Friday, October 10, 2008

TSX erases almost four years' worth of gains

The carnage across global stock markets continued into the second week of October. A bottom is at hand, some say, but then again, we've been saying this for awhile

By Jamie Sturgeon, Financial Post | 10. 10. 2008

Toronto stocks slipped below 9,000 Friday afternoon as North American markets continued their week-long freefall despite a pledge from the Department of Finance in Canada of more capital injections and an address from U.S. President George W. Bush intended to calm markets.

At 2 p.m. EST, Toronto's S&P/TSX composite index was down 743.1 points at 8,863.1, virtually erasing the gains of the previous four years. Canadian stocks were last closed below 9,000 in December, 2004.

U.S. stocks also declined steeply on Friday. The Dow Jones industrial average had lost more than 7% by early afternoon after having sunk as low as 8% earlier. The benchmark Standard & Poor's 500 Index had fallen by 7.4%.

"Fear is essentially gripping the market today," said Benjamin Reitzes, economist at BMO Nesbitt Burns in an interview. "That has not gone away."

Stocks in Toronto were down despite the Ministry of Finance's pledge to buy up to $25-billion worth of assets from banks in an effort to increase liquidity in the Canadian financial system.

Jim Flaherty, the Finance Minister, said the government would begin buying assets as early as next week to keep the flow of credit to consumers from tightening further.

The declines follow a deep sell-off across world markets on Friday.

In London, the FTSE 100 index of top European shares shed nearly 9% earlier to hit its lowest level since June, 2003. The Dow Jones Stoxx 600 index tumbled to its worst week on record at the end European trading on Friday.

Japan's Nikkei plunged 9.6% as Japanese stocks ended the week 24% lower -- the steepest decline since records began in 1949.

"I would say that this is the day that's the transcending moment, where there's been no negative news -- you could even make a case that there's positive news," said Paul Gardner, portfolio manager at Toronto-based Avenue Investment Management. "This is what you call despondency and capitulation."

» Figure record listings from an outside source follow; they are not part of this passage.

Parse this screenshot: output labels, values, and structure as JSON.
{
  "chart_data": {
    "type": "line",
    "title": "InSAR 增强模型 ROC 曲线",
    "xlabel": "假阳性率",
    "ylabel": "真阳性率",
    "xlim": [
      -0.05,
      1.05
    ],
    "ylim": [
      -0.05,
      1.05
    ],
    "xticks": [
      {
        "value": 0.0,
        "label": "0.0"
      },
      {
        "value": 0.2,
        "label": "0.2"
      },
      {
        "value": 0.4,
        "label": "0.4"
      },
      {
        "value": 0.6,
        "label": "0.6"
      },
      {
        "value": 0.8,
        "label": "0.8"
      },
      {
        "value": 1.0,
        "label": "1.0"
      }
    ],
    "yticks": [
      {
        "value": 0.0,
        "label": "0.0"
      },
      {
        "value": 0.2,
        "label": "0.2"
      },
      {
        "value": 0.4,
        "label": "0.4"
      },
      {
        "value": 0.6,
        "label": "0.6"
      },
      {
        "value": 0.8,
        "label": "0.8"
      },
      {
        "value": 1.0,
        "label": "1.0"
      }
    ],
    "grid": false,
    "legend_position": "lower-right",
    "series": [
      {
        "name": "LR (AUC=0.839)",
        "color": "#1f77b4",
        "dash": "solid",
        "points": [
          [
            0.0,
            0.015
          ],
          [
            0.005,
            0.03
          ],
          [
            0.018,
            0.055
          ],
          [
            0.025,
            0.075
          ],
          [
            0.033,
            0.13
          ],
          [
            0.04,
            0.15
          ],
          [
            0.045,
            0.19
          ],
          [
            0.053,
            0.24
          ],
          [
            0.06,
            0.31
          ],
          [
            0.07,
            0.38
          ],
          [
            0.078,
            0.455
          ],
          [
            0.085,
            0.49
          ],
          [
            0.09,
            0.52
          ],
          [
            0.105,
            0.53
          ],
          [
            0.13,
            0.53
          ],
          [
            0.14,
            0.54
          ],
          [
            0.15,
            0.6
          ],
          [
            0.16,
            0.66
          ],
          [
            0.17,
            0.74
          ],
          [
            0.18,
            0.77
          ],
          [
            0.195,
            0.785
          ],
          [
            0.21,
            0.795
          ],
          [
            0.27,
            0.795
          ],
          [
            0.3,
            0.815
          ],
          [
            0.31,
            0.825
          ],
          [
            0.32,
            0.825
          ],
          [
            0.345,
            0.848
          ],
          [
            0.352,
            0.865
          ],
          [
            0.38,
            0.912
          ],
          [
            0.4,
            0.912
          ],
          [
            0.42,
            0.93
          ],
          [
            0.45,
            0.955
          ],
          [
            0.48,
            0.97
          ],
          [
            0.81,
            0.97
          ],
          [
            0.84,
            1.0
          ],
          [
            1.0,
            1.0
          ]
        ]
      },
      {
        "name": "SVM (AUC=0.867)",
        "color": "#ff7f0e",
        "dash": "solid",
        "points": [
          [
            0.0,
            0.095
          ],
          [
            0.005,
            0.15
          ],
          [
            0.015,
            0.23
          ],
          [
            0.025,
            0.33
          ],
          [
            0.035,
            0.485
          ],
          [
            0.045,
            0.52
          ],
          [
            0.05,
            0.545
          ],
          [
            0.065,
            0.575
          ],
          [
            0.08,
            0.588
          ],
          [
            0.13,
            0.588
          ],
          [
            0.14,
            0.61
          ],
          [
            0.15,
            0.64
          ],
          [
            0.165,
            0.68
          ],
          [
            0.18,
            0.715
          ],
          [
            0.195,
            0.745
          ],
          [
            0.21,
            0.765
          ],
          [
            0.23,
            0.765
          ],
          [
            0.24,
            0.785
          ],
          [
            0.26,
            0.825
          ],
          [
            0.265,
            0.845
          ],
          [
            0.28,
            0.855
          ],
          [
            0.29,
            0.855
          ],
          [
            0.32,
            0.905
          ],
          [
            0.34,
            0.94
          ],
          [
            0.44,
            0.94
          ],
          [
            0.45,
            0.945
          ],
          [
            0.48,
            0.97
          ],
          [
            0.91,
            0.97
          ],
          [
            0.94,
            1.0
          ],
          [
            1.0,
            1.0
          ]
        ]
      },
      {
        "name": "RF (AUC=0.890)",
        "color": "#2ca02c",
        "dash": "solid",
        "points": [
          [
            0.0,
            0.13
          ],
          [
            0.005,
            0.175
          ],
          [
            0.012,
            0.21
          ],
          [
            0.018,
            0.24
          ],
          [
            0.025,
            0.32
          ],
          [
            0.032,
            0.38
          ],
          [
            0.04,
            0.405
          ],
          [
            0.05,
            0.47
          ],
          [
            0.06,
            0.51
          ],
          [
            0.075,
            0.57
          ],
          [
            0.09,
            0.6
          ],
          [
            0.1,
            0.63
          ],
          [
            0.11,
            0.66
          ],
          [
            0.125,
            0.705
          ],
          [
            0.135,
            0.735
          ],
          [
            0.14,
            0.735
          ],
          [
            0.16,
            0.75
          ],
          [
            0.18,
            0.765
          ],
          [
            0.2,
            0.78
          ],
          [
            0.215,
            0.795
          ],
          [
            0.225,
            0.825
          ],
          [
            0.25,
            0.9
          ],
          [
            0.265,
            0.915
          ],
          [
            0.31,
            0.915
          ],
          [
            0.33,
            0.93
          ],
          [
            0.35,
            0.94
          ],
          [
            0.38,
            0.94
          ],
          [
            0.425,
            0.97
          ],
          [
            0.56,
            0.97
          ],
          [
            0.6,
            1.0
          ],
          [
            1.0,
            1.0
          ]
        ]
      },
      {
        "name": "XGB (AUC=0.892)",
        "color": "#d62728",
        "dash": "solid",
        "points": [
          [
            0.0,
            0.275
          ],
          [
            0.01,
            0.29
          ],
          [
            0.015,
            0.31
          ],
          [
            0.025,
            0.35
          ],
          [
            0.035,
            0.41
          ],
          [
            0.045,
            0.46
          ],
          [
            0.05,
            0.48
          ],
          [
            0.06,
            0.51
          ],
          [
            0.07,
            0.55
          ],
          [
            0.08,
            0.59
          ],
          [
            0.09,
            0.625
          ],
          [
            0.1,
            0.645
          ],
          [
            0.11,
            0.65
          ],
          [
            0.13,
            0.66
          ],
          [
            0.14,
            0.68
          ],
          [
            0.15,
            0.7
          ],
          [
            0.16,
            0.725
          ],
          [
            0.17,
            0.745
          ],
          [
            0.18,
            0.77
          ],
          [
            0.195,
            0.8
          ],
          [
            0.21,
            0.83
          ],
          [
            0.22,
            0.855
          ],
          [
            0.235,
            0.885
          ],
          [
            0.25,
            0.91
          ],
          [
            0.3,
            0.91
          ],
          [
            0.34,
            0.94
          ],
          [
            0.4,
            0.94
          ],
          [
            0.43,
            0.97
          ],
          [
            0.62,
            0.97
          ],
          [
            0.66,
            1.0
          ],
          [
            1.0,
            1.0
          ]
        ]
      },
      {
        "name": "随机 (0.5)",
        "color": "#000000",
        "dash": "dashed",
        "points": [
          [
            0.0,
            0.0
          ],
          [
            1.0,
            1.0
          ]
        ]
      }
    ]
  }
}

Investors are looking to the weekend's meeting of leaders from the Group of Seven major industrial nations in Washington for the latest attempt to salvage confidence in global markets.

Coordinated interest rate cuts by the Federal Reserve and other major central banks this week failed to relieve investor fears that the freeze in credit markets will damage banks further and provoke a deep recession around the world.

"It's a proper strategy," said Mr. Gardner in Toronto. "But no one's listening."

"Essentially we're flying blind. No one has a clue what's going on," DZ Bank currency strategist Sonja Marten said. "The uncertainty is too great and volatility is incredible. It's a question of market confidence and somehow we're going to have to get it back."

U.S. President George W. Bush said on Friday the government would move aggressively to address the financial markets crisis, but he acknowledged that anxiety was feeding on itself which was sending stocks plummeting.

"The United States government is acting; we will continue to act to resolve this crisis and restore stability to our markets," Mr. Bush said in the White House Rose Garden. "We can solve this crisis and we will."

He also said the Treasury Department would work quickly to implement the US$700-billion financial sector rescue plan approved a week ago and that the Securities and Exchange Commission was stepping up its efforts to fight manipulation in the stock market.

The U.S. Treasury plans to start injecting capital into U.S. banks as soon as this month, according to a financial policy source familiar with Treasury Secretary Henry Paulson's thinking.

"You have to say we're at capitulation and despondency ... which technically, you're supposed to buy [into] aggressively," said Mr. Gardner in Toronto. "We're at the conditions for a bottom."